Of course, a simple blood test variable cannot be expected to provide the sole basis for transfusion decisions in a complex postoperative setting in which numerous interacting factors influence hemodynamics and oxygen delivery. Moreover, there are other settings of acute blood loss, such as gastrointestinal bleeding, in which clinical teaching emphasizes that the Hct may not reflect adequately the severity of anemia.

The question arises whether the delayed and incomplete fluid redistribution described here is a general phenomenon associated with rapid blood loss or rather is more specific to these (and similar patients) affected by surgery and trauma. Studies of controlled, relatively atraumatic blood loss, such as that occurring with normal blood donation (450-500 mL) or in experimental studies of larger blood losses (1 L), indicate that fluid redistribution occurs rapidly—but incompletely—within minutes, followed by a much slower secondary phase of volume redistribution. One study of 42 blood donors, from each of whom 485 mL blood was withdrawn, found a median fluid shift of 208 mL, that is, almost 45 percent of the blood volume lost, that occurred within minutes after phlebotomy. Heart rate increased significantly (by approx. 6%). Another study of 50 volunteers found that a blood donation of 450 mL led to a very similar (median, 199 mL) rapid fluid shift. Two other studies found that after the removal of as little as 500 mL blood, only half of the lost blood volume was replaced at 24 hours, and after removal of 1 L of blood quickly from healthy normal men, blood volume replacement remained only three-quarters complete at 72 hours. Thus, to what extent the timing, rate, and magnitude of this homeostatic intravascular volume "resuscitation" occurs in these disparate situations of blood loss—ranging from routine blood donation to major trauma and surgery—remains unclear.
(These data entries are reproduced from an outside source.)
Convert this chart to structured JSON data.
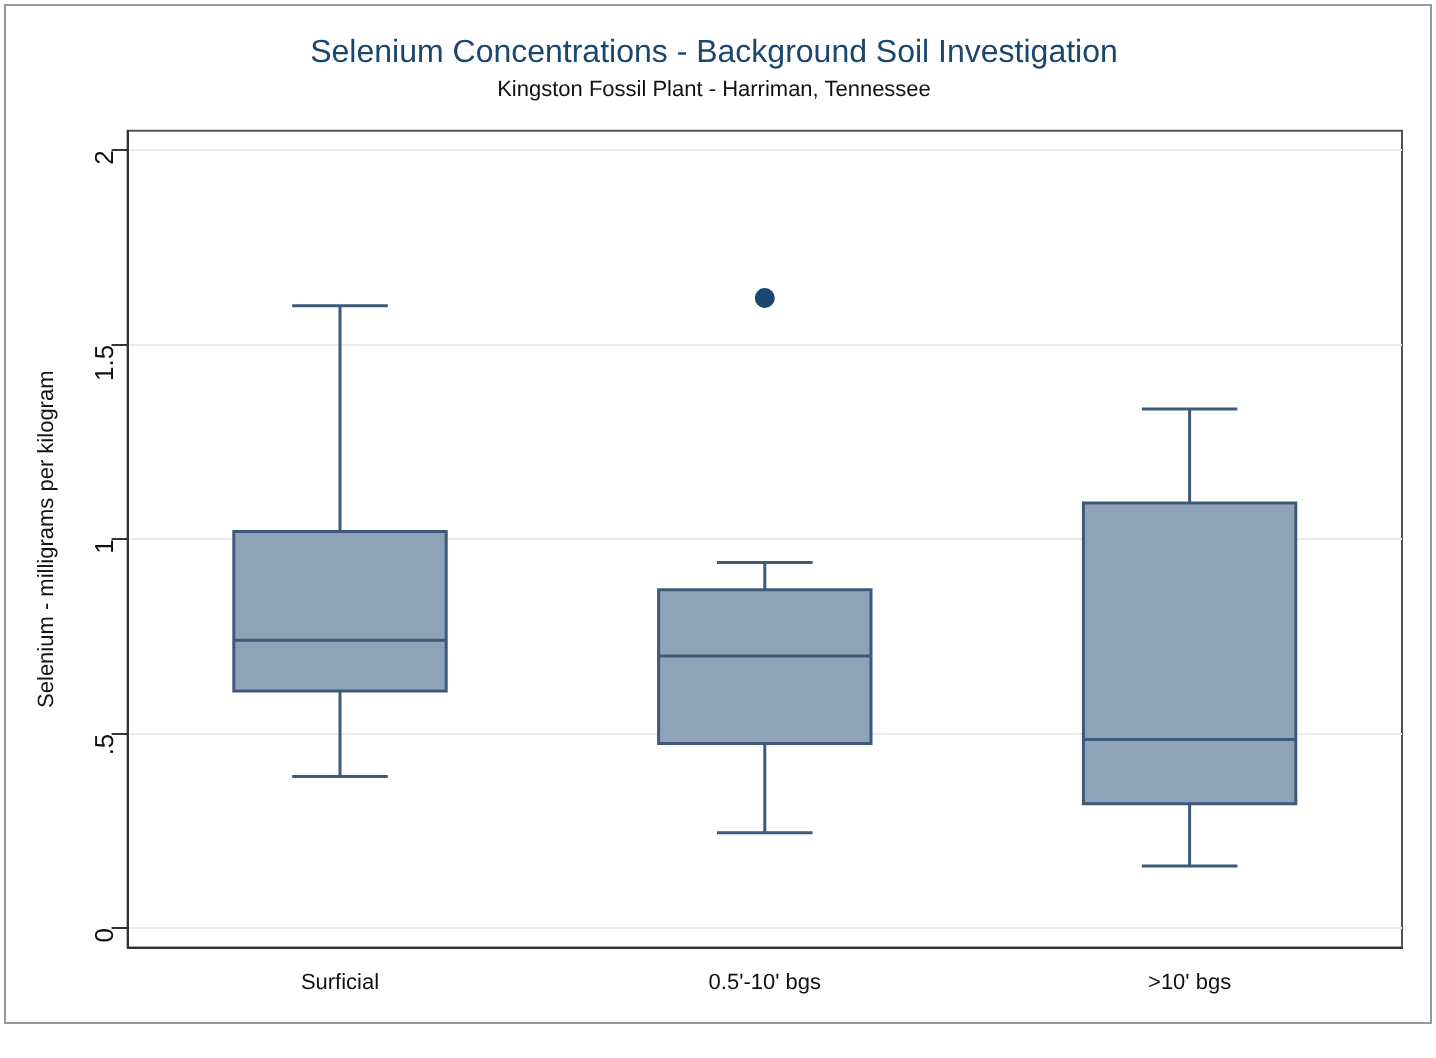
{
  "chart_data": {
    "type": "box",
    "title": "Selenium Concentrations - Background Soil Investigation",
    "subtitle": "Kingston Fossil Plant - Harriman, Tennessee",
    "ylabel": "Selenium - milligrams per kilogram",
    "categories": [
      "Surficial",
      "0.5'-10' bgs",
      ">10' bgs"
    ],
    "boxes": [
      {
        "low": 0.39,
        "q1": 0.61,
        "median": 0.74,
        "q3": 1.02,
        "high": 1.6
      },
      {
        "low": 0.245,
        "q1": 0.475,
        "median": 0.7,
        "q3": 0.87,
        "high": 0.94,
        "outliers": [
          1.62
        ]
      },
      {
        "low": 0.16,
        "q1": 0.32,
        "median": 0.485,
        "q3": 1.093,
        "high": 1.335
      }
    ],
    "color": "#8fa3b8",
    "ylim": [
      -0.05,
      2.05
    ],
    "yticks": [
      {
        "value": 0,
        "label": "0"
      },
      {
        "value": 0.5,
        "label": ".5"
      },
      {
        "value": 1,
        "label": "1"
      },
      {
        "value": 1.5,
        "label": "1.5"
      },
      {
        "value": 2,
        "label": "2"
      }
    ],
    "grid": "y",
    "legend": false
  }
}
As underscored by Valeri and colleagues, an arbitrary Hct transfusion trigger does not differentiate between normovolemic and hypovolemic anemia. Thus, a "one trigger fits all" approach to transfusion is not appropriate and indicates that different transfusion variables need to be considered in studies assessing Hct or hemoglobin (Hb) thresholds for transfusion triggers, especially if a mixed medical-surgical patient population is assessed, as is often the case in transfusion studies involving critically ill patients.11,12 In a bleeding patient, the decision to transfuse should take into account the presence and rapidity of ongoing bleeding, clinical evidence for disturbed hemodynamics, and—as suggested by this study by Valeri and colleagues—a somewhat higher Hct (or Hb) threshold than used in a normovolemic anemic patient. Without physician awareness of this important matter of cardiovascular physiology and pathophysiology, there is the potential for inadequate treatment of patients and inadequate conclusions in studies of the transfusion trigger if there is overreliance on the Hct measure alone.